The discussion was held on 25 October 2023, and it was chaired by Michael Llewellyn Smith, Fellow at St. Antony’s College. Renée Hirschon – Senior Research Fellow at St. Peter’s College, Oxford – presented the third edition of the book, while Robin Cohen – Emeritus Professor at Kellogg College, Oxford – and Başak Kale – Associate Professor at the Middle East Technical Institute – discussed the contributions of the book to the research on the topic and more broadly concerning questions of identity, belonging, nationalism, migration, and memory.
During the presentation of the book, Professor Hirschon provided some historical context to her research approach, discussed the key objective of the research, and presented some of the key themes. She first underlined some changes in the names of the locations where the field work had been conducted due to confidentiality concerns. The reader of the third edition should be aware that in the third edition “Nea Ephsus” is used instead of “Kokkinia” and/or “Nikaia”, while “Yerania” has replaced “Germanika”. The author then underscored that the research she was conducting in the 1970s was not part of what we may call today “refugee studies” or “migration studies”. The field did not exist at the time and in 1972, when Hirschon was conducting the research, the worldwide population of forcibly displaced persons was approximately 3.2 million. The purpose of the research conducted in the 1970s was to understand the interaction between the use of space and cultural values. But given the exponential growth of the worldwide number of forcibly displaced persons, she revisits her work and seeks to determine whether “we can learn something from the experience of people who were forcibly displaced in the early 1920s and whether that experience is relevant for us today”.The presentation then focuses on the space and infrastructure in Germanika/Yerania – a small settlement close to Piraeus – some contextual (behind the scenes) of her fieldwork, and the demographic changes she recorded in 2001 and 2008. The key findings concerning the use of space can be best captured by the phrase “spotless slum”. Germanika/Yerania was overcrowded, without an integrated sewage system, and without paved roads – except for two main roads leading to the port of Piraeus.

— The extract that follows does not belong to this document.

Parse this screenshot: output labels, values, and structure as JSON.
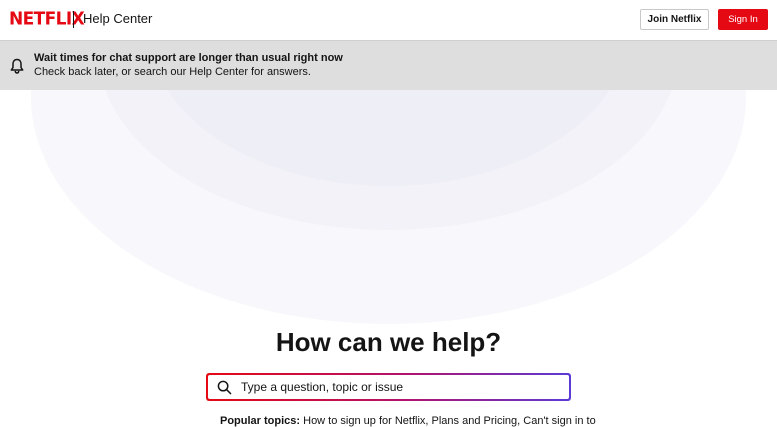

Nevertheless, they were spotless clean because the women of the town would sweep the street nearby their houses in the afternoons.
The author’s interactions with some of her Greek hosts had been rather warm to the point that a Greek friend of hers, who was rather worried that the author was unmarried, proposed that she get married to a Greek man who owned a tailoring workshop for the production of men shirts. This anecdote serves to indicate that the author’s friend, a Greek woman, saw her as a daughter because she had sons.
The fieldwork was conducted during the regime of the Greek military junta. Despite some challenges and the need for caution at the time, the initial study did not take into account the political dynamics. The author returned in 1983 and included the political conditions in the area.
At the end of the presentation, the author noted some changes and continuities she had recorded. The community in the area had been coping with the displacement by creating a “memory bank”, for example by reproducing past regional stereotypes, to create a continuity with their previous lives in Türkiye. On the other hand there had been changes to marriage and family life as more people had been divorced. The urban and demographic landscape had also changed. Roads were paved and three-four storey buildings had replaced the one-storey ones. Once a homogeneous community, in 2001 there were approximately 6,000 inhabitants from 83 countries who declared their foreign origin. They were mainly from Albania and other countries in the Balkans and Eastern Europe. Migrants from Pakistan and Egypt, mainly single men, had also moved into the area in later years.
Robin Cohen commented on the importance of the book as a work of urban ethnography, whereby the author is able to zoom in and out to simultaneously underscore the relevance of the sociopolitical context and understand how it influences the details of social life and identities. He further discuss displacement in the context of nationalism and of more recent studies, and argues that the book provides a wider understanding of the wider expressions and manifestations of displacement that does not happen only to those who have been displaced but also the communities they have left behind and the communities in which they have been settled.
Başak Kale discussed the book in the context of the Turkish perspective and how the Lausanne Convention and the forced resettlement of Greek Muslims has affected Turkish communities. She emphasised that for the Turks the population exchange was not considered as a disaster. It was considered part of a victory that was sealed by the Treaty of Lausanne, and the issue of the population exchange has been seen in legalistic terms. Given this background, the second edition of the book, published in 1998, coincided with an important moment for Turkish scholarship, which had begun to re-examine identity, belonging, homeland, and the social and psychological processes of being part of the nation. According to Kale, re-examining these topics in a historical perspective are critical to understand contemporary issues of citizenship, belonging, and displacement.
The question and answer session was rather short, and the questions focused mainly on the methodological aspects concerning the anonymisation of the locations where the fieldwork was conducted, the timeline of the research, and potential silences of the communities studied.